Fast data-free model compression via dictionary-pair reconstruction
Research output: Journal Publications and Reviews › RGC 21 - Publication in refereed journal › peer-review
Author(s)
Related Research Unit(s)
Detail(s)
Original language | English |
---|---|
Pages (from-to) | 3435–3461 |
Journal / Publication | Knowledge and Information Systems |
Volume | 65 |
Issue number | 8 |
Online published | 11 Apr 2023 |
Publication status | Published - Aug 2023 |
Link(s)
Abstract
Deep neural network (DNN) obtained satisfactory results on different vision tasks; however, they usually suffer from large models and massive parameters during model deployment. While DNN compression can reduce the memory footprint of deep model effectively, so that the deep model can be deployed on portable devices. However, most of the existing model compression methods cost lots of time, e.g., vector quantization or pruning, which makes them inept to the application that needs fast computation.

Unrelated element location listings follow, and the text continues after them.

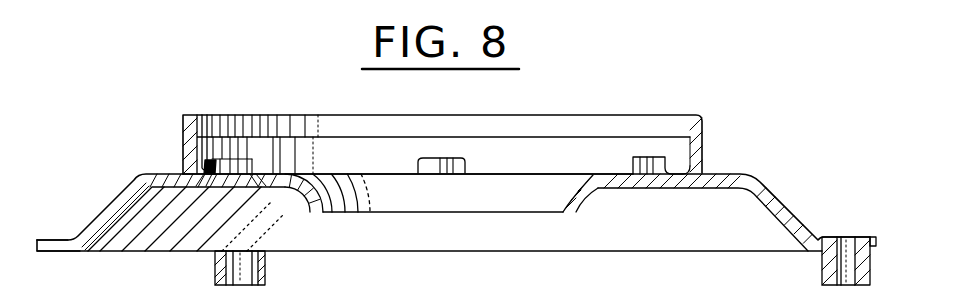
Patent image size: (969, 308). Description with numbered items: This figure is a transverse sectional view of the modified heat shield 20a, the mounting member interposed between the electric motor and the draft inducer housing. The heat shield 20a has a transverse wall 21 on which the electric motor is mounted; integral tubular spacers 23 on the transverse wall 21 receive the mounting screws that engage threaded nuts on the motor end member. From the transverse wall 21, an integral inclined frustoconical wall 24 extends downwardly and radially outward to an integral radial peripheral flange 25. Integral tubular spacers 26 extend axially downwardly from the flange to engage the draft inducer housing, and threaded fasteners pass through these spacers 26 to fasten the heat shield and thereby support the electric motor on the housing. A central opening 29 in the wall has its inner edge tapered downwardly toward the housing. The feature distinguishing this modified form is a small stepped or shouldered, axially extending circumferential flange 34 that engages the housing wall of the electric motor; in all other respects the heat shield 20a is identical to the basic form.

The modified heat shield 20a is at (748, 162).
The transverse wall 21 is at (157, 172).
The integral tubular spacers 23 is at (240, 160).
The inclined frustoconical wall 24 is at (783, 213).
The radial peripheral flange 25 is at (59, 240).
The integral tubular spacers 26 is at (267, 277).
The central opening 29 is at (508, 193).
The circumferential flange 34 is at (703, 136).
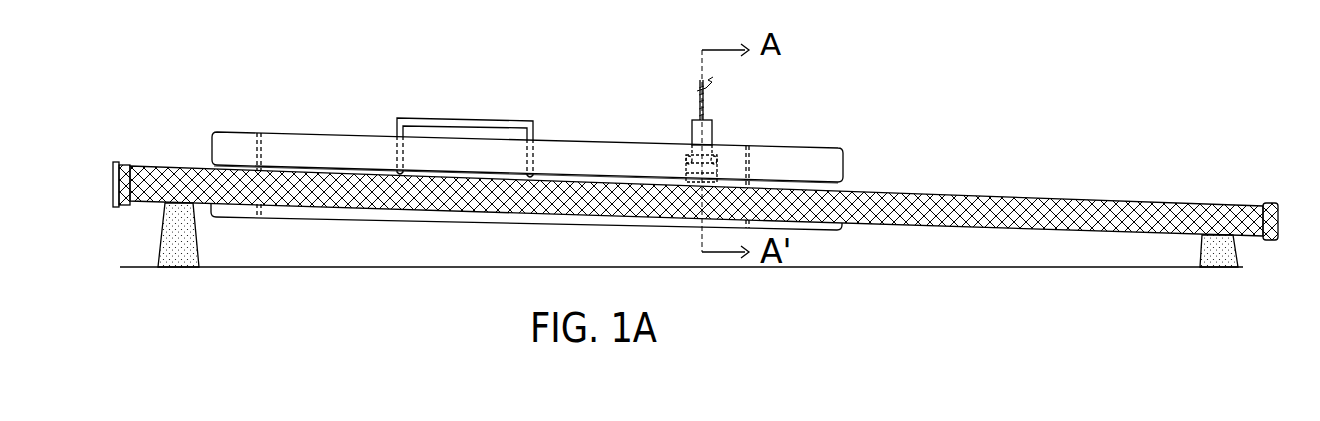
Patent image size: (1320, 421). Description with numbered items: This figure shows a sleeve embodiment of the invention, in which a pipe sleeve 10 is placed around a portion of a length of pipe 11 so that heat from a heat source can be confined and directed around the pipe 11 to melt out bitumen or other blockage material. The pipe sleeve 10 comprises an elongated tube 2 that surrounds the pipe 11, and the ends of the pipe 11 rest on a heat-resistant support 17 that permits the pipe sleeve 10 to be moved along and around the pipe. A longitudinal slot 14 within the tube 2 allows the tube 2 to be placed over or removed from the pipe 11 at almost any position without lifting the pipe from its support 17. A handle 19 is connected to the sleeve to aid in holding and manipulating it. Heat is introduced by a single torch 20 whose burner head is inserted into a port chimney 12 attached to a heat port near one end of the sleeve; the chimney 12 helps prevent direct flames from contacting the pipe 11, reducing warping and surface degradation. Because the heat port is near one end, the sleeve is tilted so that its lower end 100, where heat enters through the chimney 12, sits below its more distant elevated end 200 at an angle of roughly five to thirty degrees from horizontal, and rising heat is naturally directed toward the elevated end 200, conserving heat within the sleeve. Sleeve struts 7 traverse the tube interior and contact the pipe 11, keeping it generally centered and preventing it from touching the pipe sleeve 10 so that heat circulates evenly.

The elevated end 200 is at (223, 115).
The lower end 100 is at (832, 125).
The pipe sleeve 10 is at (465, 73).
The pipe 11 is at (903, 202).
The support 17 is at (197, 247).
The elongated tube 2 is at (582, 138).
The longitudinal slot 14 is at (217, 167).
The sleeve strut 7 is at (259, 170).
The handle 19 is at (448, 123).
The torch 20 is at (690, 125).
The port chimney 12 is at (685, 168).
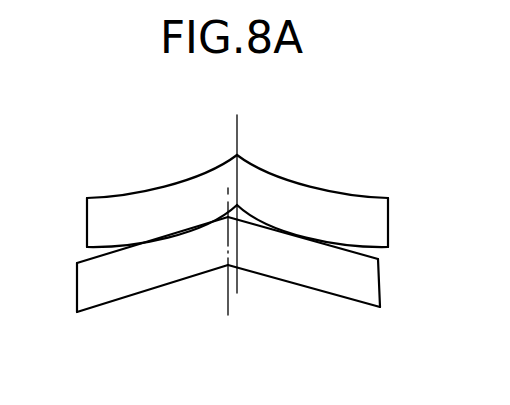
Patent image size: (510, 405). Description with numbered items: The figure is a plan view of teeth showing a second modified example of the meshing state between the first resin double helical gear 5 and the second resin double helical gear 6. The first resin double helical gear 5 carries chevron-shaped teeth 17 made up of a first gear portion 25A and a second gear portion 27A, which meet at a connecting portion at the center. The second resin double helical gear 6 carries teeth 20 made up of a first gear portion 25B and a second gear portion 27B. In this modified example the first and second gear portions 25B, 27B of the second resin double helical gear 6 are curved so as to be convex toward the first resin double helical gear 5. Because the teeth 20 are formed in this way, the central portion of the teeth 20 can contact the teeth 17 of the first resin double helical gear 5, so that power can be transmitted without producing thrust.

The first resin double helical gear 5 is at (146, 296).
The second resin double helical gear 6 is at (358, 197).
The teeth 17 is at (303, 268).
The teeth 20 is at (158, 203).
The first gear portion 25A is at (185, 272).
The first gear portion 25B is at (97, 224).
The second gear portion 27A is at (348, 287).
The second gear portion 27B is at (378, 227).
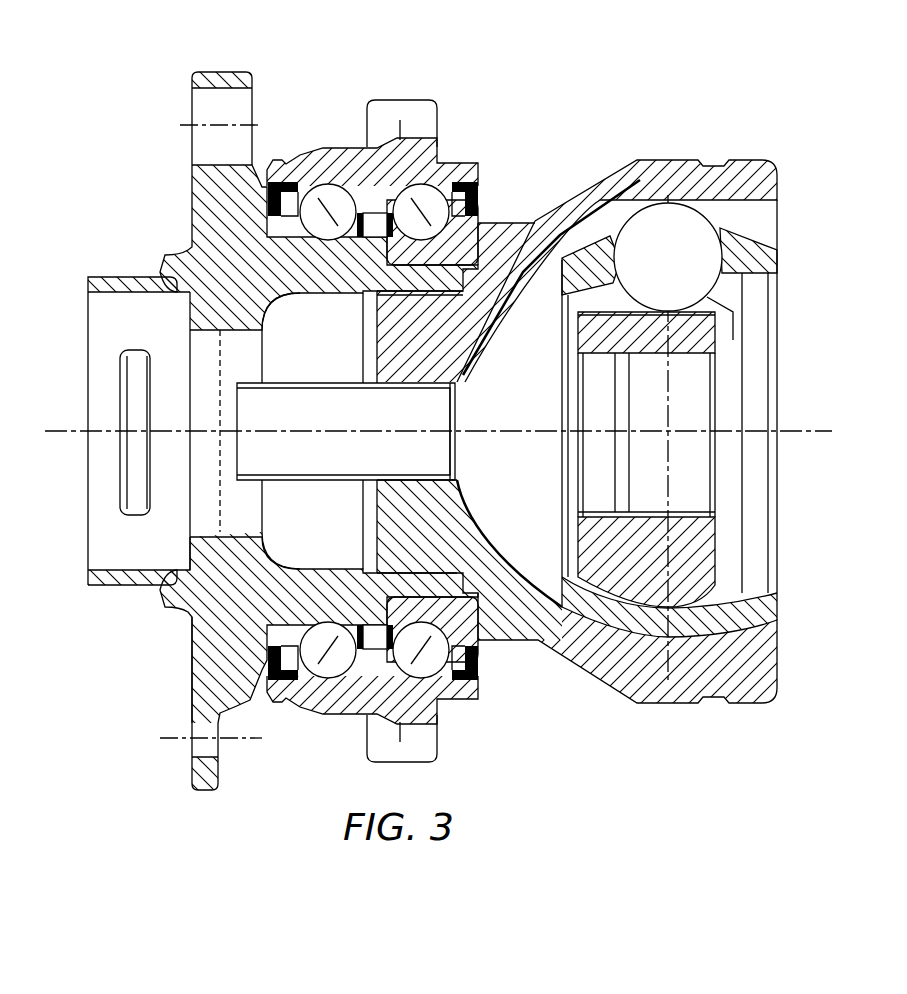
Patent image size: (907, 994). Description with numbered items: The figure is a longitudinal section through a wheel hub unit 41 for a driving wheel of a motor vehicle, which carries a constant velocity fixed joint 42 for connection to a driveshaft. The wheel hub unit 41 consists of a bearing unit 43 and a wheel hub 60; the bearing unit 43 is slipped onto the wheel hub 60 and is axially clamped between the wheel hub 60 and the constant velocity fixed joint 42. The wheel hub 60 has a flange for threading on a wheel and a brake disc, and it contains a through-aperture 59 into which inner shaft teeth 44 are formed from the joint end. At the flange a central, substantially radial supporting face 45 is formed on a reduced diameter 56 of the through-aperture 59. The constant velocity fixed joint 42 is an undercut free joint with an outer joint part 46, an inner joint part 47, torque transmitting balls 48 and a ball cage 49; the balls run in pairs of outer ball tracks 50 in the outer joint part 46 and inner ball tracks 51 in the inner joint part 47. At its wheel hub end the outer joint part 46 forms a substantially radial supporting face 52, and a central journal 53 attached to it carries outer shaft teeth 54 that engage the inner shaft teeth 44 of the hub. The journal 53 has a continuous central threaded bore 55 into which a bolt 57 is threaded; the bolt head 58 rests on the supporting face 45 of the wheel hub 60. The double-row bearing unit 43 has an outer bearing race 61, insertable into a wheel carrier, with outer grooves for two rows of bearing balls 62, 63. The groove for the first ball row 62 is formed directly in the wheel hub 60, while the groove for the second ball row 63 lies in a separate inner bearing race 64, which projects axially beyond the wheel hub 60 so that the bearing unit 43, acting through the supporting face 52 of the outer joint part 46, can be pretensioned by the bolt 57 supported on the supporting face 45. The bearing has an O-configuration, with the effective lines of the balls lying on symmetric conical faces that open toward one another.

The wheel hub unit 41 is at (291, 105).
The constant velocity fixed joint 42 is at (453, 497).
The bearing unit 43 is at (471, 100).
The inner shaft teeth 44 is at (363, 308).
The radial supporting face 45 is at (162, 273).
The outer joint part 46 is at (733, 177).
The inner joint part 47 is at (717, 340).
The torque transmitting balls 48 is at (765, 186).
The ball cage 49 is at (752, 248).
The outer ball tracks 50 is at (609, 230).
The inner ball tracks 51 is at (598, 292).
The radial supporting face 52 is at (476, 252).
The central journal 53 is at (448, 333).
The outer shaft teeth 54 is at (480, 312).
The central threaded bore 55 is at (458, 386).
The reduced diameter 56 is at (230, 322).
The bolt 57 is at (258, 462).
The bolt head 58 is at (172, 506).
The through-aperture 59 is at (323, 300).
The wheel hub 60 is at (204, 199).
The outer bearing race 61 is at (351, 150).
The bearing balls 62 is at (329, 205).
The bearing balls 63 is at (432, 198).
The inner bearing race 64 is at (461, 232).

In this paper, we therefore explore how to accelerate the model compression process by reducing the computation cost. Then, we propose a new model compression method, termed dictionary-pair-based fast data-free DNN compression, which aims at reducing the memory consumption of DNNs without extra training and can greatly improve the compression efficiency. Specifically, our method performs tensor decomposition of DNN model with a fast dictionary-pair learning-based reconstruction approach, which can be deployed on different weight layers (e.g., convolution and fully connected layers). Given a pre-trained DNN model, we first divide the parameters (i.e., weights) of each layer into a series of partitions for dictionary pair-driven fast reconstruction, which can potentially discover more fine-grained information and provide the possibility for parallel model compression. Then, dictionaries of less memory occupation are learned to reconstruct the weights. Moreover, automatic hyper-parameter tuning and shared-dictionary mechanism is proposed to improve the model performance and availability. Extensive experiments on popular DNN models (i.e., VGG-16, ResNet-18 and ResNet-50) showed that our proposed weight compression method can significantly reduce the memory footprint and speed up the compression process, with less performance loss. © 2023, The Author(s), under exclusive licence to Springer-Verlag London Ltd., part of Springer Nature.
Research Area(s)
- Dictionary-pair-driven fast DNN compression, Efficient model compression, Fast weight reconstruction, Less performance loss
Citation Format(s)
Fast data-free model compression via dictionary-pair reconstruction. / Gao, Yangcheng; Zhang, Zhao; Zhang, Haijun et al.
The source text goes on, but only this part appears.